Blu-ray Review: Brian De Palma’s OBSESSION

One of Brian De Palma’s most underrated films is out now from Scream Factory

Maverick director Brian De Palma’s own obsession with Alfred Hitchcock is the farthest thing from a secret. In almost every one of De Palma’s films, the Master of Suspense is referenced and fetishized, from the basic PSYCHO meets REAR WINDOW structure of SISTERS, in which the male – as opposed to the female – lead is murdered graphically in the first reel and is witnessed by a nosy neighbor, to PHANTOM OF THE PARADISE, where the PSYCHO shower scene is riffed -on, replacing a toilet-plunger with a knife, to CARRIE’s slow-burning, operatically suspenseful bucket-mount finale to DRESSED TO KILL, which amalgamates almost ALL of Hitchcock’s signature set-pieces into one over-sexed, kinky souffle.

But this fixation on Hitch has never meant that De Palma isn’t a blazingly original filmmaker, rather he simply uses those beats and motifs to sculpt his own brand of “style-as-substance” cinema, which is just as much a by-product of the French New Wave (interesting, as it was the young French filmmakers and audiences who first pushed to make a case for Hitch himself as an auteur filmmaker) as it is Hitchcockian.  His shot-in-1975 and released in 1976 thriller OBSESSION however, might be De Palma’s most direct Hitchcock-cribbed film. In fact, it started its life with the director and writer Paul Schrader (TAXI DRIVER) catching a screening of VERTIGO together and later discussing making their own version of Hitch’s dark, dreamy, surreal tale of romantic, death-locked love and tragedy. And like with VERTIGO, OBSESSION – which was shelved initially by its distributor before being released the same year as CARRIE and becoming a surprise hit – sees a man living life in a haze after the death of a woman,  before finding another female that he grooms to replicate her. In VERTIGO it was Jimmy Stewart chasing around two incarnations of Kim Novak and here, its Cliff Robertson going through the motions, starring as Michael Courtland ( THE TWILIGHT ZONE episode ” A Hundred Yards Over the Rim”, SPIDER-MAN) as a wealthy man whose wife (DEAD RINGERS and COMA star Genevieve Bujold) and young daughter are killed in a botched kidnapping plot. Twenty years later, devastated and blaming himself for the violent demise of his pretty ones, he follows his partner Lasalle (John Lithgow, in what would be an early collaboration with De Palma that would continue in several films like BLOW-OUT and RAISING CAIN) to Rome where he meets a young art restorer (also Bujold) who bears an uncanny resemblance to his late wife. Slowly, surely, he courts the shy woman, falling in love with her and attempting to mold her as he sees fit. But as his titular obsession mounts, all may not be exactly as it seems, leading to a corker of a climax.

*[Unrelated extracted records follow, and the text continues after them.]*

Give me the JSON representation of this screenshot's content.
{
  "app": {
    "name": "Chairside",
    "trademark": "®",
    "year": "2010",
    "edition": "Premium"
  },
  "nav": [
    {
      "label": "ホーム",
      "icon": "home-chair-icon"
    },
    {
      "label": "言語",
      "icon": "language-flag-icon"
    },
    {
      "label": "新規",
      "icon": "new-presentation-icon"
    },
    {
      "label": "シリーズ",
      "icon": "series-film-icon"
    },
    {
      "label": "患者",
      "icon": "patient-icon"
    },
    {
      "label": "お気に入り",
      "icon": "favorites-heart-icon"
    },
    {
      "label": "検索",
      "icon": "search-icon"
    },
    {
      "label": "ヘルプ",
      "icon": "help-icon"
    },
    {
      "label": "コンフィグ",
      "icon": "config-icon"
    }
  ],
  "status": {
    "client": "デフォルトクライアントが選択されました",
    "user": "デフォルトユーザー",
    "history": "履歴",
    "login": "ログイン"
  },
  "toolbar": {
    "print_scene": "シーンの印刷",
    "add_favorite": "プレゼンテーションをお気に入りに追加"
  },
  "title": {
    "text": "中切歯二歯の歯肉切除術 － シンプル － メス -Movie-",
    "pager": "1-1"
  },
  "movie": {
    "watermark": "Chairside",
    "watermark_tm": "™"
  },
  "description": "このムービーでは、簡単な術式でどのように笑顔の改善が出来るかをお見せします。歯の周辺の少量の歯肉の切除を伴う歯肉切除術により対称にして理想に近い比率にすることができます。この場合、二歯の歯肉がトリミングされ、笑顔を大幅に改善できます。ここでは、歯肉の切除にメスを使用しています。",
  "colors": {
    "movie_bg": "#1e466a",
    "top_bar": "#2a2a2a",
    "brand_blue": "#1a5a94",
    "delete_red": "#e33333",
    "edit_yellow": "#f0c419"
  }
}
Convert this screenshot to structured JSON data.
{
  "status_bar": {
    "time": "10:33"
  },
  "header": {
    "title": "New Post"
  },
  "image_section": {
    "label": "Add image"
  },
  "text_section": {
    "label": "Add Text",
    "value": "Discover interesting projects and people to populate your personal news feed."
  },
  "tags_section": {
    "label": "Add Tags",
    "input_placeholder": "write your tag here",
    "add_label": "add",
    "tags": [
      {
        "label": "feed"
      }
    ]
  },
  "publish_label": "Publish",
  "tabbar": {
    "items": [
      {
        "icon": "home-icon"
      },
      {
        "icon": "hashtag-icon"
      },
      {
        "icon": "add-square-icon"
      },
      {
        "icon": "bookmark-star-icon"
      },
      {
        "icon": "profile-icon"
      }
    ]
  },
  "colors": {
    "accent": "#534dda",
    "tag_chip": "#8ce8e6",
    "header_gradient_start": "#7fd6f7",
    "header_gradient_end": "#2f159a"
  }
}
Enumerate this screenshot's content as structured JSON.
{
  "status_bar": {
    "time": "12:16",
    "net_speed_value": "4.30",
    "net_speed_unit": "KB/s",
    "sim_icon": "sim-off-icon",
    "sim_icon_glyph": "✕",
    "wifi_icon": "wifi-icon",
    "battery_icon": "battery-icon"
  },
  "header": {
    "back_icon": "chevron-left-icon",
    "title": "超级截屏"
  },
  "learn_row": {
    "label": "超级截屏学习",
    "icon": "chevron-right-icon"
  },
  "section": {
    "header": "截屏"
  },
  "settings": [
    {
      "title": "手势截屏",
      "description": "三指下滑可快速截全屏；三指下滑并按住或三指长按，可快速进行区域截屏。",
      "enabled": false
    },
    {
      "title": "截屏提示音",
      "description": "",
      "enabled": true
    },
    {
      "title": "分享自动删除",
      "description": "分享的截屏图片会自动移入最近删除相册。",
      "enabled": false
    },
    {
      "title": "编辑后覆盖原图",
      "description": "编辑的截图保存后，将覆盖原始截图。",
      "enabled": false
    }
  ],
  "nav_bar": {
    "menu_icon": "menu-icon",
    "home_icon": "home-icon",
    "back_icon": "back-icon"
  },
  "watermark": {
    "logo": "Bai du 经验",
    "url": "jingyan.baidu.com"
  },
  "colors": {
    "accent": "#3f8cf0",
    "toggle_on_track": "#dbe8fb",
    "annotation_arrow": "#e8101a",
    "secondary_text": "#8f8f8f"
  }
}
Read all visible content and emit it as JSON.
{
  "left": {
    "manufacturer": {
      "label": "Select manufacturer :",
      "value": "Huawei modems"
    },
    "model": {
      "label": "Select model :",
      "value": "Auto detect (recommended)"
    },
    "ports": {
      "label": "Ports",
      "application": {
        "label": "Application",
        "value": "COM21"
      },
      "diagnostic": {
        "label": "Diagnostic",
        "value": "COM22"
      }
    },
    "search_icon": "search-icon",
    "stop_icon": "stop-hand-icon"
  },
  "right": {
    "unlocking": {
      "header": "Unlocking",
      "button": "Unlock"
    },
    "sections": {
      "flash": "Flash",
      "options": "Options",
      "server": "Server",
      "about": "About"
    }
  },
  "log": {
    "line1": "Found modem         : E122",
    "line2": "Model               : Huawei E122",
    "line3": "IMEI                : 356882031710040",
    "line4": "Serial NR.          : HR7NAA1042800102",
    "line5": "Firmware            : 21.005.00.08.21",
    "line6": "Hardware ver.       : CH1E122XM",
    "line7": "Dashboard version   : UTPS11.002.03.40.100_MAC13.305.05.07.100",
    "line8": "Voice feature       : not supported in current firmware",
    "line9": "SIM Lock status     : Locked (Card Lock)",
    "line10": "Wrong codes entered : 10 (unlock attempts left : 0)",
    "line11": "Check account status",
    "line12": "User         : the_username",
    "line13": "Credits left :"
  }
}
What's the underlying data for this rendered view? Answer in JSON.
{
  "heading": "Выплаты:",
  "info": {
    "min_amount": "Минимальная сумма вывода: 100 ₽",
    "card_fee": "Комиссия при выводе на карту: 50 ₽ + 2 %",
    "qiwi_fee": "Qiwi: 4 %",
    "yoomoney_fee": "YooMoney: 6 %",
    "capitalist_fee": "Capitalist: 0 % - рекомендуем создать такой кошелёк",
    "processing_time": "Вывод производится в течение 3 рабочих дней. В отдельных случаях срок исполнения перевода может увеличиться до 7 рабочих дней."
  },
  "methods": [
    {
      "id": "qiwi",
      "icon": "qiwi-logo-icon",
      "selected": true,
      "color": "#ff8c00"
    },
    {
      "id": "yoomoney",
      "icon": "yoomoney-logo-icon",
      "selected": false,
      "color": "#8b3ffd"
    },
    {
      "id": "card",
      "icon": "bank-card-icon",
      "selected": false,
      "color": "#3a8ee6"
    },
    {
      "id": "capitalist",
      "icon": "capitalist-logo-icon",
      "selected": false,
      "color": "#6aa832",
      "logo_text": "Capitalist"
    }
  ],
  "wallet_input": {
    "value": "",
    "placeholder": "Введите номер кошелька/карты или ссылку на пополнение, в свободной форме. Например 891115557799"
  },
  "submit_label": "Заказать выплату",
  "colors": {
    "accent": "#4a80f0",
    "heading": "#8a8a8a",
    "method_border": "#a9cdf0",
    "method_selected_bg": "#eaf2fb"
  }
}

As with SISTERS, De Palma explicitly screams his love of Hitchcock by employing Hitch’s right-hand composer Bernard Herrmann to write what might be the musician’s most delirious ever. Certainly Herrmann thought so and said as much publicly and in the press. It’s a swooning soundscape, romantic and dark and to hear it draped over gorgeous Italian locations, and against De Palma’s swirling, fluid direction guiding Vilmos Zsigmond’s camera, is an out-of-body experience.

De Palma believed – in a feature on the back-end of Scream Factory’s beautiful Blu-ray, ported over from a previous release – that Robertson was wrong for the part and damaged the movie, with his expression failing to illustrate the sort of anguish the character was suffering from. But I disagree. It’s a solid leading man performance and Robertson’s stone-face paints the haunted hubby as suffering a sort of shell-shock, a kind of corrosive guilt and pain that he has simply succumbed to and that has left him a joyless automaton. It’s a dream-like turn in a very deliberately dream-like film. And while not De Palma’s best work, it certainly sets the template for the maniacal free-fall into wall-to-wall style that is DRESSED TO KILL, four years later. And again, that finale, with its dizzying camera rotations and PG-rated perversity…damn it’s a doozy.